Neonatal Therapy Staffing in the United States and Relationships to NICU Type and Location, Level of Acuity, and Population Factors

Am J Perinatol. 2021 Oct 25. doi: 10.1055/a-1678-0002. Online ahead of print.


OBJECTIVES: To 1) estimate the total pool of neonatal therapists and the average number represented in each US-based NICU, and 2) investigate the relationships between the number and type of neonatal therapy team members to NICU/hospital, population, and therapy factors.

STUDY DESIGN: This study used several methods of data collection (surveys, phone calls, website searches) that were combined to establish a comprehensive list of factors across each NICU in the US.
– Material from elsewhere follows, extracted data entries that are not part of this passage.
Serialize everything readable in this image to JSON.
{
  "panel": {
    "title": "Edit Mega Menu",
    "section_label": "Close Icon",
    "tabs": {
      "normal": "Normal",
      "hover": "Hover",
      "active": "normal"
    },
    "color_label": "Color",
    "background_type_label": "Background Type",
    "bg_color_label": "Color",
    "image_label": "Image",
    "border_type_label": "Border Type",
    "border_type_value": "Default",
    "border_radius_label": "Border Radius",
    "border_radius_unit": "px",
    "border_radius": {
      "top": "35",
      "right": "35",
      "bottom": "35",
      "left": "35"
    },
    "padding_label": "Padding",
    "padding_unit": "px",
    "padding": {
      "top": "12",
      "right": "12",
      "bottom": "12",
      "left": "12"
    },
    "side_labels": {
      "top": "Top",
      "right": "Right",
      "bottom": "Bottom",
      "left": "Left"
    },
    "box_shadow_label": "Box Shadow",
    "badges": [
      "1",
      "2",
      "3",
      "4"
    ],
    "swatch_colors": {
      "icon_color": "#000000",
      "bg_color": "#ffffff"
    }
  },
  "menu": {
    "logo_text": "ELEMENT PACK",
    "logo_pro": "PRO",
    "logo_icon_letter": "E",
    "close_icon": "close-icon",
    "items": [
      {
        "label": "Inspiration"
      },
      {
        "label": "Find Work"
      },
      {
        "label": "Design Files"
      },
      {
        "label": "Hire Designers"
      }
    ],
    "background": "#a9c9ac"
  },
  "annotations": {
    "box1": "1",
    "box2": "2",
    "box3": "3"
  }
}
RESULTS: We estimate 2333 neonatal therapy FTEs, with 4232 neonatal therapists covering those FTEs in the US. Among 564 NICUs, 432 (76%) had a dedicated therapy team, 103 (18%) had PRN therapy coverage only, and 35 (6%) had no neonatal therapy team. Having a dedicated therapy team was more likely in level IV (n=112; 97%) and III (n=269; 83%) NICUs compared to level II NICUs (n=51; 42%) (p<0.001). Having a dedicated therapy team was related to having more NICU beds (p<0.001), being part of a free-standing children’s hospital or children’s hospital within a hospital (p<0.001), and being part of an academic medical center or community hospital (p<0.001). Having a dedicated therapy team was more common in the Southeast, Midwest, Southwest, and West (p=0.001), but was not related to the proportion of the community living in poverty or belonging to racial/ethnic minorities (p>0.05). There was an average of 17 beds per neonatal therapy FTE, a good marker of therapy coverage based on NICU size. Three-hundred US-based NICUs (22%) had at least one Certified Neonatal Therapist (CNT) in early 2020, with CNT presence being more likely in higher acuity NICUs (59% of Level IV NICUs had at least one CNT).

CONCLUSIONS: Understanding the composition of neonatal therapy teams at different hospitals across the US can drive change to expand neonatal therapy aimed at optimizing outcomes of high-risk families.